Au Royaume Uni, le National Trust (National Trust for Places of Historic Interest or Natural Beauty), fondé en 1895, a de longue date entrepris de mettre en défens des monuments et des sites, qu’ils soient littoraux ou non. Cette patrimonialisation s’inscrit en droite ligne des objectifs premiers de cette association britannique à but non lucratif. Visitons, pour s’en convaincre, un site célèbre, la Chaussée des Géants en Ulster.
« La Chaussée des Géants est une merveille de la nature. C’est surtout un site remarquablement mis en valeur.
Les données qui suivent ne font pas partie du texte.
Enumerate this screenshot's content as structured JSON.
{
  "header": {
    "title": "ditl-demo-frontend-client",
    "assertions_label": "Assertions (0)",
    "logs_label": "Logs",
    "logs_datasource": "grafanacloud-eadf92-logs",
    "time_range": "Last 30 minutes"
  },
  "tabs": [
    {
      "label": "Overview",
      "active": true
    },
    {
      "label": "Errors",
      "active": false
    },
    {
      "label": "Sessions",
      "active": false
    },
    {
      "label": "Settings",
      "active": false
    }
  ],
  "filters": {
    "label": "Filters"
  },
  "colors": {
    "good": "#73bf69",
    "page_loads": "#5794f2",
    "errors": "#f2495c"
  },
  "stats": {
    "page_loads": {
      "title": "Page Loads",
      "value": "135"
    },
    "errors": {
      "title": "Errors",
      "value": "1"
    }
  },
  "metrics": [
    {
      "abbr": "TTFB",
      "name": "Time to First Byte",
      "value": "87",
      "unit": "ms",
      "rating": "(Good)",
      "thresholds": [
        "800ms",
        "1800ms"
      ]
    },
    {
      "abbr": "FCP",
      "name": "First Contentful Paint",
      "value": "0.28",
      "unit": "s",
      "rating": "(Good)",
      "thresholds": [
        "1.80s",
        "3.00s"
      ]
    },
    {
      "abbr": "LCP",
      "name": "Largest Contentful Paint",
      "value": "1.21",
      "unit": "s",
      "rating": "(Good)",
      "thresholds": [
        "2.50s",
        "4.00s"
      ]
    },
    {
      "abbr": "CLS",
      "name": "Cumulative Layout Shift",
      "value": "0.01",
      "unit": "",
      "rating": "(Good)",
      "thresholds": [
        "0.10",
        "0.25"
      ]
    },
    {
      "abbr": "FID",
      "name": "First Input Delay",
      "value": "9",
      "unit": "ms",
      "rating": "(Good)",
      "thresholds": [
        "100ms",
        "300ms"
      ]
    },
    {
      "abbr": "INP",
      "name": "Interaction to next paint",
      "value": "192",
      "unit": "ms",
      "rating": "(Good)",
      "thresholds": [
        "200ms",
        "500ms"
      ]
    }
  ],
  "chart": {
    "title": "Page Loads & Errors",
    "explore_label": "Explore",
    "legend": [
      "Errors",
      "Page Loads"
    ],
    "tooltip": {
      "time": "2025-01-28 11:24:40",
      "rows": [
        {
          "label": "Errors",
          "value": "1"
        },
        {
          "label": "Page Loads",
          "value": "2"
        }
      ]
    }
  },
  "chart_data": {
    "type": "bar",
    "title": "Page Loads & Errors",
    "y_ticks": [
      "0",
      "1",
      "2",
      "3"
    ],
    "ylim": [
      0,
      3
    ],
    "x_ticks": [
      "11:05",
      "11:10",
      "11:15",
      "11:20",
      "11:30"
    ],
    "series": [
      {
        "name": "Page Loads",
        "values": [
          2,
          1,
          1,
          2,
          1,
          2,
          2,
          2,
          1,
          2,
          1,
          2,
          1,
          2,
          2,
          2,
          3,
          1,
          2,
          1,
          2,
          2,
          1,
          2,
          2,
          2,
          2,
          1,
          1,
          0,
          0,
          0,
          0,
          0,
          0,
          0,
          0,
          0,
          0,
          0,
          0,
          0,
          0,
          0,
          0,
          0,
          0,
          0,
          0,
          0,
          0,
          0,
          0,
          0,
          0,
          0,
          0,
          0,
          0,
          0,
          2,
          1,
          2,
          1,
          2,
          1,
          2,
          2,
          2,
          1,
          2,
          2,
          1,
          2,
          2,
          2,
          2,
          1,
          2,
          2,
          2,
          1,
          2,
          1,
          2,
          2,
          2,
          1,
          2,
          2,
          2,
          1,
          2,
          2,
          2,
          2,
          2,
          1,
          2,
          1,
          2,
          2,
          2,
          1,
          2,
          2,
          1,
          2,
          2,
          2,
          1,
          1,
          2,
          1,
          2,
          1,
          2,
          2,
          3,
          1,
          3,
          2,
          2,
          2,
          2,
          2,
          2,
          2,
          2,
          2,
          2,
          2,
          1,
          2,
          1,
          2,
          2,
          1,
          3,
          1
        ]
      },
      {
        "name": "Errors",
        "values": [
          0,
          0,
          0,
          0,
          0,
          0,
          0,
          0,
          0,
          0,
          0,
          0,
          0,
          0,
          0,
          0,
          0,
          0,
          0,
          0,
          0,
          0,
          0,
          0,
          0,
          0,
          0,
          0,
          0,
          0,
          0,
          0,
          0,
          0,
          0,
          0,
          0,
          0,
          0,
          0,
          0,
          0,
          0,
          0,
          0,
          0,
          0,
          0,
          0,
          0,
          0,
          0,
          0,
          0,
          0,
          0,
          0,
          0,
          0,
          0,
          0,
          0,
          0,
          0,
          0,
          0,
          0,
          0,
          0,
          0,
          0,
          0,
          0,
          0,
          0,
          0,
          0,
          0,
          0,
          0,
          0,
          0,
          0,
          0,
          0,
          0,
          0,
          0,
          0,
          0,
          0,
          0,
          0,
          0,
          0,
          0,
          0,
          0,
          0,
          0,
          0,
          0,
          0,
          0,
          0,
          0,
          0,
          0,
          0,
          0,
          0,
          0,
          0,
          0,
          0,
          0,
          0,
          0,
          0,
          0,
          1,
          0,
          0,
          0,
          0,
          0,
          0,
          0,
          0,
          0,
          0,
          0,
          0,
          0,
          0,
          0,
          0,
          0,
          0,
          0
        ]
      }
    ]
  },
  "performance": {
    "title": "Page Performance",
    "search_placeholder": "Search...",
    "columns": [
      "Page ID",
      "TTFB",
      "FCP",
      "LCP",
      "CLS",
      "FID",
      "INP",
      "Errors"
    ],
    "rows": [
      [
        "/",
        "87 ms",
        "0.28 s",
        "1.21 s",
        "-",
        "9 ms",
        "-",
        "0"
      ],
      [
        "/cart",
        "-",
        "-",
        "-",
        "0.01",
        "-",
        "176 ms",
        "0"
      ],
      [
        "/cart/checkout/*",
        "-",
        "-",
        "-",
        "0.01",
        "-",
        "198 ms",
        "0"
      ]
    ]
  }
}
Isolé à la pointe septentrionale de l’Irlande et dominant la mer de ses hautes falaises de basalte, le site exprime d’abord la beauté des paysages naturels. L’isolement est, en effet, celui d’une nature préservée de l’empreinte de l’homme. Celle-ci existe toutefois, alentour, sous des formes classiques, Portrush et ses plages à l’ouest, ses golfs qui vont jusqu’en bord de mer au sud, Ballentoy enfin, plus à l’est. Majestueux, le promontoire de basalte domine de loin ces ensembles. La route qui y mène est étroite, elle conduit à un parking, pas trop vaste, aussi discret que cela puisse être. Le promeneur pénètre alors dans le périmètre de « Giant’s Causeway » : un bâtiment bas, à larges baies vitrées, l’accueille, à droite, des rayons proposent des brochures concernant le site lui-même, d’autres sont là pour le souvenir. Passage obligé de la civilisation des loisirs, et le pire y côtoie parfois le meilleur. À gauche enfin, dans une longue salle cloisonnée de panneaux, l’exposition commence : coupes géologiques, reconstitutions historiques (jusqu’aux rebelles catholiques). Cela s’appelle une mise en valeur : on peut la visiter avant de parcourir le site, on peut le faire après une longue promenade pour mieux en comprendre l’intérêt. Chacun est libre. Libre enfin d’assister à la projection d’un film où l’imagination le dispute au réalisme. Le propriétaire des lieux n’impose pas, il propose dans le silence religieux d’un musée, un site d’une incomparable richesse esthétique (an area of outstanding scenic beauty), un fleuron du patrimoine de l’homme au Royaume-Uni et dans le monde : La Chaussée des Géants1
. Sorti de l’exposition, le promeneur peut désormais jouir de la nature et des sentiers l’y invitent. S’il a du courage, il peut faire le circuit entier, s’il est pressé ou fatigué, la voie la plus courte lui est proposée, vers ces dalles de basalte polies par la mer. Il a intérêt à prendre la brochure, il reconnaîtra aisément Hamilton’s Seat et Chimney Tops ; s’il a de la chance, un faucon pèlerin parmi les 50 espèces qui fréquentent le site en permanence…Voilà. Faut-il préciser le nom du propriétaire, le National Trust qui accueille là chaque année plusieurs centaines de milliers de visiteurs. Tout est propre, organisé, didactique sans lourdeur. Protéger et mettre en valeur le littoral, l’aménager à cet effet, voilà qui est bien dans les traditions anglo-saxonnes. Non pas ouvrir au public seulement mais aussi lui expliquer pourquoi il doit être fier de ce patrimoine, pourquoi il doit le respecter, pourquoi enfin, il ne le quittera que plus intelligent. Un modèle de gestion de la nature sur le littoral ».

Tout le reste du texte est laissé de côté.